Sally Rooney: Anyone who has visited Palestine could not fail to support her decision


Irish novelist Sally Rooney in Pasadena, California on 17 January, 2020

Experiencing what Palestinians endure daily changes you forever. That’s why many writers who’ve been to the Palestine Festival of Literature backed her refusal to publish in Israel

Irish author Sally Rooney recently made the decision not to have her latest novel published by an Israeli publisher. The Normal People author said that she could not “accept a new contract with an Israeli company that does not publicly distance itself from apartheid and support the UN-stipulated rights of the Palestinian people”.

All we needed was a pair of eyes to see what is there: the indignity and brutality of the checkpoints, the settlers shouting and waving their guns, the wall, the barbed wire, the refugee camps

Last month, 70 writers, poets, playwrights, booksellers and publishers, including myself, signed a letter endorsing her decision. It struck me that over a third of those who signed have attended the Palestine Festival of Literature (PalFest). The letter was also signed by PalFest’s co-founders, Ahdaf Soueif and Brigid Keenan.
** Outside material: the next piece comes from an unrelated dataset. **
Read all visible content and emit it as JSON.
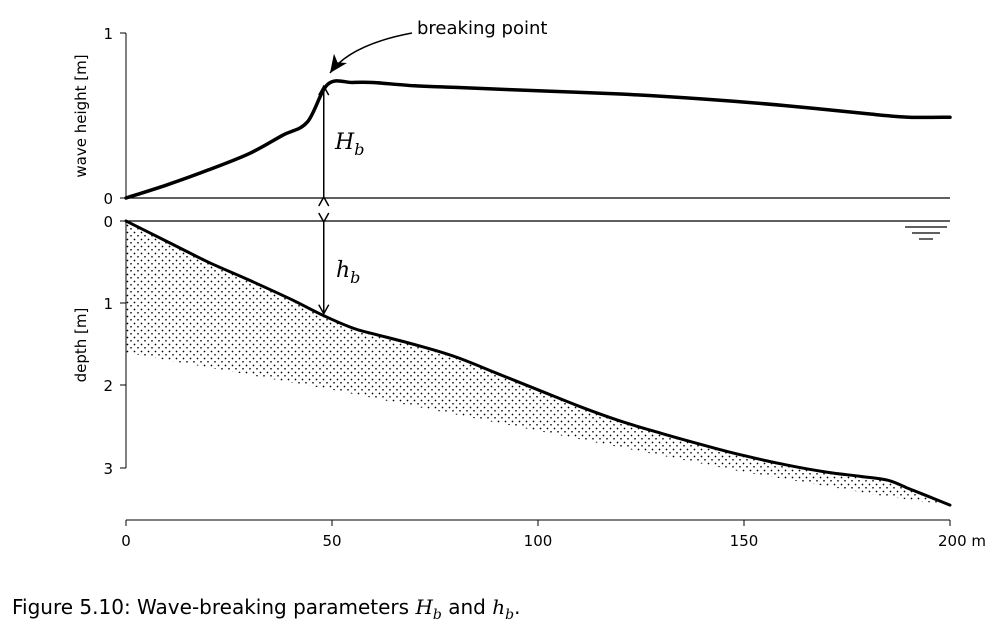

PalFest was founded in 2008, with patrons including Chinua Achebe, John Berger, Mahmoud Darwish, Seamus Heaney and Harold Pinter. They were later joined by Philip Pullman and Emma Thompson. It was formed “in the hope … that the experience of visiting Palestine with PalFest expands authors’ vocabulary and imagination, that they will draw connections between their own work and the various processes of control ongoing in Palestine”. The number of signatories to the letter is evidence that this has worked.

One of those who signed the letter supporting Rooney was the Scottish novelist Andrew O’Hagan.

He attended PalFest in its first year and wrote in the London Review of Books: “In the week that Israel celebrated its 60th anniversary, I had come as one of the writers attending the first-ever Palestine Festival of Literature… everywhere we went the wall seemed a shadow, a heavy ornament of Israeli aggression and a horrible reminder to those of us who grew up to see the wall come down in Berlin and the end of apartheid in South Africa. Even in those infamous places, merely mentioning the problem did not invite hatred the way trying to say anything at all about Israel does. Discussion lacks traction in a land scarred from end to end with barriers to progress.”

Indignity and brutality

I first went to Palestine with PalFest in May 2009. We crossed over the Allenby Bridge and were kept waiting for eight hours while the Arab writers among us were detained until the last possible moment.

I stood in the sunshine, in a small group including Michael Palin, Deborah Moggach, Rachel Holmes, Abdulrazak Gurnah, Claire Messud, Henning Mankell and others, little realising that the aggression we were shown was a mild foretaste of what was to come.

That evening, in Jerusalem, we assembled at the Palestinian National Theatre for the opening of the festival. The Israeli army descended with their guns and forced us out. We picked up large platters of food and trooped down the road, into the garden of the French Cultural Institute, where the show went on.

It was a week that changed the lives of every one of us. All we needed was a pair of eyes to see what is there: the indignity and brutality of the checkpoints, the settlers shouting and waving their guns, the wall, the barbed wire, the refugee camps and, in some ways saddest of all, the old city of Hebron.

As Messud wrote: “The agonising descent into darkness that was our visit to the glorious city of sandstone and carved trellis work, an ancient city was being depleted of its inhabitants.”